众人循着声音来源望去,出言之人乃大唐右领军卫大将军窦诞(李渊二女婿),去岁接任李百药留下宗正卿位置,一人身兼两要职,现于宗室外戚中威望甚高。
李承乾眉头微皱,望向这位平时沉默寡言姑父,莫不是今日捅了姑父窝不成,先有杨师道,后有窦诞。
“窦卿不妨直说。

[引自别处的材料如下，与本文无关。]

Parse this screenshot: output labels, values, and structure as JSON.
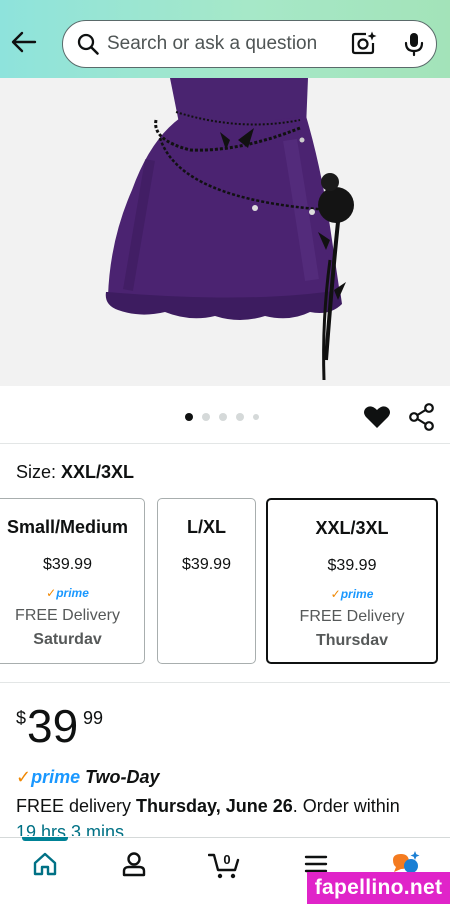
{
  "header": {
    "search_placeholder": "Search or ask a question"
  },
  "carousel": {
    "dot_count": 5,
    "active_index": 0
  },
  "size": {
    "label": "Size: ",
    "selected": "XXL/3XL",
    "options": [
      {
        "name": "Small/Medium",
        "price": "$39.99",
        "prime": "prime",
        "delivery": "FREE Delivery",
        "day": "Saturdav"
      },
      {
        "name": "L/XL",
        "price": "$39.99"
      },
      {
        "name": "XXL/3XL",
        "price": "$39.99",
        "prime": "prime",
        "delivery": "FREE Delivery",
        "day": "Thursdav"
      }
    ]
  },
  "price": {
    "symbol": "$",
    "whole": "39",
    "fraction": "99"
  },
  "prime_delivery": {
    "check": "✓",
    "prime": "prime",
    "speed": "Two-Day"
  },
  "delivery": {
    "prefix": "FREE delivery ",
    "date": "Thursday, June 26",
    "suffix": ". Order within",
    "countdown": "19 hrs 3 mins"
  },
  "watermark": "fapellino.net",
  "colors": {
    "header_gradient_start": "#8ee3dc",
    "header_gradient_end": "#a3e3b9",
    "prime_blue": "#1a98ff",
    "prime_check_orange": "#f08804",
    "link_teal": "#007185",
    "nav_active": "#008296",
    "skirt_purple": "#4b2371",
    "watermark_bg": "#e024c9"
  },
  "icons": {
    "back": "arrow-left-icon",
    "search": "search-icon",
    "camera": "camera-sparkle-icon",
    "mic": "microphone-icon",
    "heart": "heart-icon",
    "share": "share-icon",
    "home": "home-icon",
    "account": "person-icon",
    "cart": "cart-icon",
    "menu": "menu-icon",
    "rufus": "chat-sparkle-icon"
  },
  "cart": {
    "count": "0"
  }
}
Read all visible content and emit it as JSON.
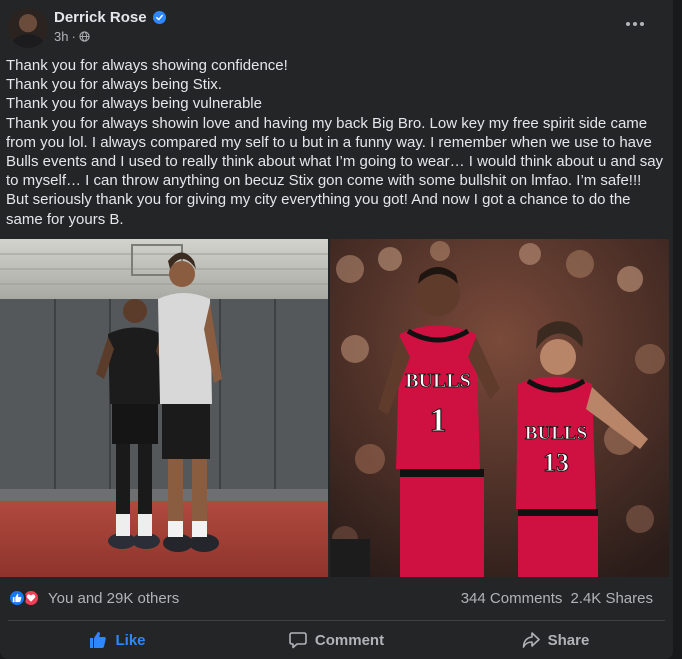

”李承乾不敢托大,脸色稍显温和。
对于杨师道,其倒没那么多顾忌,但是面对窦诞,不得谨慎一二。
且不说其父为窦抗(那位让李渊尊称为兄的美男子),便是其身为太穆皇后族侄这一身份,便足以让李承乾重视。
那位素未谋面祖母在李世民心中位置非寻常人可比,即便其去世多年,尚能让李世民这位伟大帝王时不时前去太庙为之哭泣,李承乾对待太穆皇后族侄自然要客气一些。
“臣听闻昨日尚有军队调动,不知所属何军,陛下同朝廷未尝有军令发出,太子何以调动军队,此举恐不妥当。”
众臣听闻此言,瞬时来了精神。
监国期间,太子调动军队尤为敏感,可是牵扯着许多人神经。这几日没有紧急军情,太子无敕令调动军队,这可是大事。
“此乃东宫新军锋锐营,仍属于东宫卫率,孤前往郑白两渠巡查,卫率不前来护卫,莫非让孤单独前行?”李承乾可不想将手中兵符告知众臣,届时有人便坐不住,力劝李世民收回,玄武门之事,不得不防。
“臣听闻此营并非随太子殿下出行,而是先前早有异动。”窦诞早得消息,其有保卫长安之责,对军队调动尤为关注,根本没有在意太子脸面,直接说道。
此言一出,众臣神色各异,隐隐嗅到有阴谋之意。
即便是东宫卫率,太子虽有权调动,那也仅仅是在有限范围之内。前往其他地方,不可任意调动,若无限制,万一来一个偷家之举,将皇帝回京之路堵死,那可不是闹着玩的,当初陛下起事可是只有八百余人。
李承乾望着底下那些不怀好意的眼神,几欲破口大骂,欲问诸臣有无脑子。别说调动锋锐营这点人马了,就是再给其一万兵马,也成不了事。